"Squash all 'fixup!' commits above selected commit" needs git 2.22
Describe the bug
Using the "squash all 'fixup!' commits above selected commit" command fails with our minimum required git version, which is 2.20. It uses the --rebase-merges option, which was only added in 2.22.
It wouldn't be hard to omit the --rebase-merges option when git is older than 2.22; but then again, we might as well bump the minimum required version to 2.22, which isn't that much newer than 2.20. @jesseduffield Let me know which of these you prefer.
(Hopefully this would have been found by #2456)
Looking here 2.20 was 2018-12-09 and 2.22 was 2019-06-07, so 6 months difference, but 6 months is a big difference when we're only talking about a 4 year gap in the first place.

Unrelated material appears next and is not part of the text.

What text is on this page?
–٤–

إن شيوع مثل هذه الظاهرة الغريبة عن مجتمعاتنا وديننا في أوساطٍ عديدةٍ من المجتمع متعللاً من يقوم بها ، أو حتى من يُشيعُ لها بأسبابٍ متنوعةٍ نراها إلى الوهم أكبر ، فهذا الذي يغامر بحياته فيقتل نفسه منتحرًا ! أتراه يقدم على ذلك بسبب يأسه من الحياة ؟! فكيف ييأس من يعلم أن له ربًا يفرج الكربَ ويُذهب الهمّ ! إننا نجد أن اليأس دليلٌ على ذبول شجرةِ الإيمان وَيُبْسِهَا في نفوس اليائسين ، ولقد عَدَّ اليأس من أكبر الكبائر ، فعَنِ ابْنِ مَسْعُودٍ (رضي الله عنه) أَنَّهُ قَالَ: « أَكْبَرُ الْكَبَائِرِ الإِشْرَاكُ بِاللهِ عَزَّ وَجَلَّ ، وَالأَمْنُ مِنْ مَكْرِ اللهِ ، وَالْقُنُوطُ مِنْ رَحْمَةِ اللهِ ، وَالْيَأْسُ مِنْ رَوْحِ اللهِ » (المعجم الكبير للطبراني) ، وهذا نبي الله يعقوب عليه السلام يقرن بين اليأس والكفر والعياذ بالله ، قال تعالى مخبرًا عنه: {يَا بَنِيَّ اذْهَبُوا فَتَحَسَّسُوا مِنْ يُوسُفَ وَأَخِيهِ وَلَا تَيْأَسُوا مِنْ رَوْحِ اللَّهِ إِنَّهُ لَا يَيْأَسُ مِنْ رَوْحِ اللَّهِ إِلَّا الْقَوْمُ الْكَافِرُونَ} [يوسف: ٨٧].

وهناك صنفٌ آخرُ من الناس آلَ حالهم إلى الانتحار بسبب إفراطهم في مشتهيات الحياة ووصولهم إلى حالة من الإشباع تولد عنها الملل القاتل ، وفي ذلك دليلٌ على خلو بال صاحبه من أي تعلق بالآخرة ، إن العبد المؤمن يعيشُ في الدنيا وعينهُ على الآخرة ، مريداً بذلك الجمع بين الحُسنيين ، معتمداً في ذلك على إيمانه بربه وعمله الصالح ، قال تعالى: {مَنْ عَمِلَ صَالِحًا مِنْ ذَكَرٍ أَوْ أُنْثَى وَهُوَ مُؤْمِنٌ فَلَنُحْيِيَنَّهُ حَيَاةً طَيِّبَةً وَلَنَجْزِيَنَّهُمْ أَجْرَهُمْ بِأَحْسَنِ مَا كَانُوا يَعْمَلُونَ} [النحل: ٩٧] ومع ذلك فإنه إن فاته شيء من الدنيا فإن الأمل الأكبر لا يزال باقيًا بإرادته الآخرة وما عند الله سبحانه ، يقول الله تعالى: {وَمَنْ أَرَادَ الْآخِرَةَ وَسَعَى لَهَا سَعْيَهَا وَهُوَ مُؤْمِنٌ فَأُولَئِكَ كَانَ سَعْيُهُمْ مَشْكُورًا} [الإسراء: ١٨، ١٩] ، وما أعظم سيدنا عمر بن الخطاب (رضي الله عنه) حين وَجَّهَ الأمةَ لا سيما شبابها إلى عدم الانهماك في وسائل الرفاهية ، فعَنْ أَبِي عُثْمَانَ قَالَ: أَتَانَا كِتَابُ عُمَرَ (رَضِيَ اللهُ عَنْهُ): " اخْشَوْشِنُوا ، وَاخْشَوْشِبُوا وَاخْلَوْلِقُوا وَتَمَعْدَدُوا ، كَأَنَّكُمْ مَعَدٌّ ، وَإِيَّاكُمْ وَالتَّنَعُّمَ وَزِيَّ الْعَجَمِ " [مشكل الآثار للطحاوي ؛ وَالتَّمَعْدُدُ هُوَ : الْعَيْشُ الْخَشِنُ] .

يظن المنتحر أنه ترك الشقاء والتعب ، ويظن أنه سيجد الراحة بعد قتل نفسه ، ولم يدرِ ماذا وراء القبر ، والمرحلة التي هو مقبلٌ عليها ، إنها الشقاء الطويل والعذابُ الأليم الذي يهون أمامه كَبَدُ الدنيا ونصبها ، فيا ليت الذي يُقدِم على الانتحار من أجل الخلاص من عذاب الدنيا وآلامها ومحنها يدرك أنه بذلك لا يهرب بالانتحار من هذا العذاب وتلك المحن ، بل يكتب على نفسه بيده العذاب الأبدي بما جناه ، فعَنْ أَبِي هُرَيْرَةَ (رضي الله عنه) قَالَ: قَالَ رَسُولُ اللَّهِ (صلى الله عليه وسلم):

I think our approach to compatibility requires some more thought. I.e. it's a common thing with terminal git clients (niche market though it is) for people to want to use a git client on some old server where it's not convenient to upgrade git. I doubt people need to make use the squash-all-fixup-commits feature in that context, so I'm inclined to just say that specific feature is disabled when on an older git version, so that the bread and butter of lazygit (adding files, pulling/pushing, etc) is all still there.
For a given feature that requires a certain version of git we have three options (in order of most convenient for us and least convenient for users):
- bump the minimum git version required at startup
- disable the feature for those on an old git version
- implement the feature in different ways depending on the git version
In this case I'm thinking we go with option 2. What are your thoughts?
We can easily do 3. in this case, by simply omitting the --rebase-merges option when it is not available. The squash-all-fixup-commits feature would still work, except that it would drop merge commits if there are any; but that's probably a bit of an uncommon use case anyway.
Sweet, let's do that
I was mislead by the git release notes of 2.22, which said
* "git rebase --rebase-merges" replaces its old "--preserve-merges"
option; the latter is now marked as deprecated.
I read this as --rebase-merges being introduced in that version only. That's not true though, it existed since 2.18 already; so all is well, and I'm closing this.